Mack Moran cruised idly from one saloon to another, and from one store to another. He talked little, but he listened carefully, and presently he found himself abreast the Gusher, scowling at the westering sun.

"It looks dubious," he murmured. "I dunno where all them gents come from, but they's shore a raft of unbranded critters floatin' around. It don't look prosperous a-tall. Even the counter jumpers in this layout are crawlin' into their shells. Scared stiff. Ain't I seen some o' Theodorik Perrine's gang among those present? Yeah."

He was, all of a sudden, knocked back. A young woman with rosebud cheeks and alert eyes had collided with him. She stepped aside, half confused, half-laughing. "I beg your pardon, Mr. Moran."

His hat came off instantly, and he suffered the agonies of embarrassment. "Why, say, I'd ought to be shot fer blockin' the way. Ma'am, you'll excuse me."
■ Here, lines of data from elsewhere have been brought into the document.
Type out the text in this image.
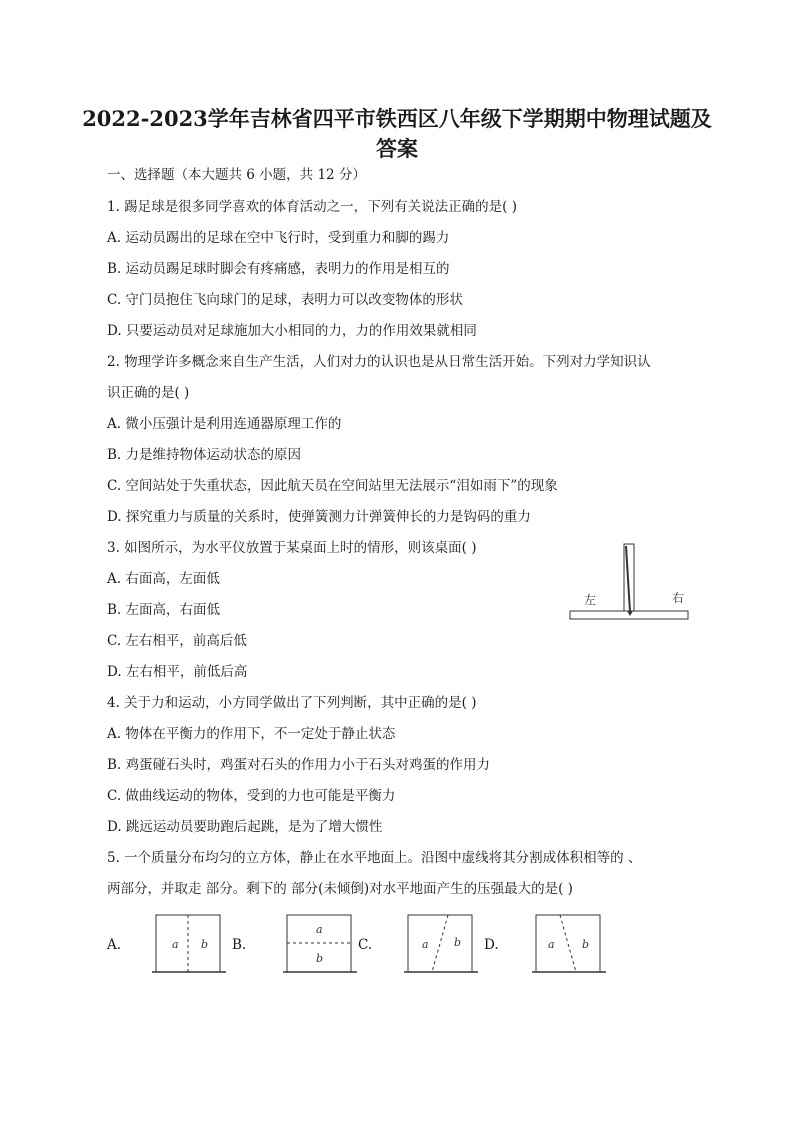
2022-2023学年吉林省四平市铁西区八年级下学期期中物理试题及
答案
一、选择题（本大题共 6 小题，共 12 分）
1. 踢足球是很多同学喜欢的体育活动之一，下列有关说法正确的是( )
A. 运动员踢出的足球在空中飞行时，受到重力和脚的踢力
B. 运动员踢足球时脚会有疼痛感，表明力的作用是相互的
C. 守门员抱住飞向球门的足球，表明力可以改变物体的形状
D. 只要运动员对足球施加大小相同的力，力的作用效果就相同
2. 物理学许多概念来自生产生活，人们对力的认识也是从日常生活开始。下列对力学知识认
识正确的是( )
A. 微小压强计是利用连通器原理工作的
B. 力是维持物体运动状态的原因
C. 空间站处于失重状态，因此航天员在空间站里无法展示“泪如雨下”的现象
D. 探究重力与质量的关系时，使弹簧测力计弹簧伸长的力是钩码的重力
3. 如图所示，为水平仪放置于某桌面上时的情形，则该桌面( )
A. 右面高，左面低
B. 左面高，右面低
C. 左右相平，前高后低
D. 左右相平，前低后高
左	右
4. 关于力和运动，小方同学做出了下列判断，其中正确的是( )
A. 物体在平衡力的作用下，不一定处于静止状态
B. 鸡蛋碰石头时，鸡蛋对石头的作用力小于石头对鸡蛋的作用力
C. 做曲线运动的物体，受到的力也可能是平衡力
D. 跳远运动员要助跑后起跳，是为了增大惯性
5. 一个质量分布均匀的立方体，静止在水平地面上。沿图中虚线将其分割成体积相等的 、
两部分，并取走 部分。剩下的 部分(未倾倒)对水平地面产生的压强最大的是( )
A.	a b B.
a
b
C.	a b D.	a b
"Really," said the young lady, still smiling, "it was my fault." And, looking straight into his eyes, she added a low and swift command. "Come up to my room, eighteen, right away." With that Gay Thatcher passed into the hotel.

Mack Moran replaced his hat and surveyed the landscape with a bland, indifferent air. He rolled a cigarette, stopped a passing acquaintance, and talked a few moments. He rocked on his heels, looked at his watch, and rubbed the face of it with a scrupulous concern. Then, having sufficiently established an apparent idleness, he ambled down the street. Abreast the bar's entrance to the Gusher, he paused and admirably portrayed the state of mind of a gentleman debating over the desirability of going in for a drink. Temptation, resistance, and surrender passed plainly across his shrewd, fighter's face. He walked in, lifted a symbolic finger to the barkeep, and imbibed. Paying for the potion, he seemed to be hit hard by a novel idea.

"Say, is that jewelry salesman still around?"

"Yeah," replied the barkeep.

"I want to see him," muttered Mack. "Figger to have an elk tush mounted." Obeying the idea, he marched up the back stairs of the Gusher and down to the room numbered eighteen. He started to knock, but was forestalled by the sight of Gay Thatcher on the threshold, beckoning him in. The door closed quickly.